Tasnuva Hayden: Do you have a writing routine? What does it entail? Do you have any tips for new poets?


Sarah Gibbs: At the University of Calgary, I took a fiction writing course with Suzette Mayr, who counseled her students to write for a set time every day, as composition is a skill like any other and regularly scheduled exercise strengthens writerly muscles. Very solid advice, I think. A habit of writing becomes a habit of seeing; walking through the city, you begin to notice the metaphors—the things like other things—and the alignment between the internal and external worlds. Poems can germinate quite spontaneously when your eyes are peeled.

 

I would also advise new poets to embrace the terrible first draft. If in the light of day last night’s masterwork turns out to be monstrous, resist the urge to abandon the piece. More often than not an unsuccessful poem contains an image or line that is worthy of life; rescue it, and rebuild the work around it. Mallarmé said that poetry purifies the language of the tribe; that sort of thing generally takes a few tries.

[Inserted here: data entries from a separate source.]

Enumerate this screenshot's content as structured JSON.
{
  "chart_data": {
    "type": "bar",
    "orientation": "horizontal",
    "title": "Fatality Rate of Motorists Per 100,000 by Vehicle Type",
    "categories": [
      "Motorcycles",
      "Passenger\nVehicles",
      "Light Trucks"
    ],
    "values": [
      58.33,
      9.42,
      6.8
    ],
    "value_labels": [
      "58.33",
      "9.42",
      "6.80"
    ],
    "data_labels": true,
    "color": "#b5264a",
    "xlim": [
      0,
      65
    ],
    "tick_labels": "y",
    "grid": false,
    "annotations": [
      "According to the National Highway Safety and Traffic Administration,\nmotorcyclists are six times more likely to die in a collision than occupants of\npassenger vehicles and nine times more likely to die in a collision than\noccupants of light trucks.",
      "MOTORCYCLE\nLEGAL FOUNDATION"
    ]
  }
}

Tasnuva Hayden: Lastly, can you tell us about your current work-in-progress? What themes and elements are you excited about exploring in your next body of work?


Sarah Gibbs: I’ve recently begun drafting a new collection tentatively titled The Unwell that explores experiences of ill-health. It takes inspiration in part from Alphonse Daudet’s In the Land of Pain (1931) and considers the psychology of sickness. I’m also exploring a few possibilities in screenwriting. Perhaps Ondaatje will let me adapt Billy the Kid for the screen. Better get on that fruit basket.




Sarah Gibbs is a poet and playwright whose work has appeared in publications such as Descant, filling Station Magazine, and Novelty Magazine. She is a George Orwell scholar and Fellow of the Royal Society of Art (RSA), and holds a PhD in English Literature from University College London (UCL). She lives in Calgary, Alberta, where she works as a professional librarian.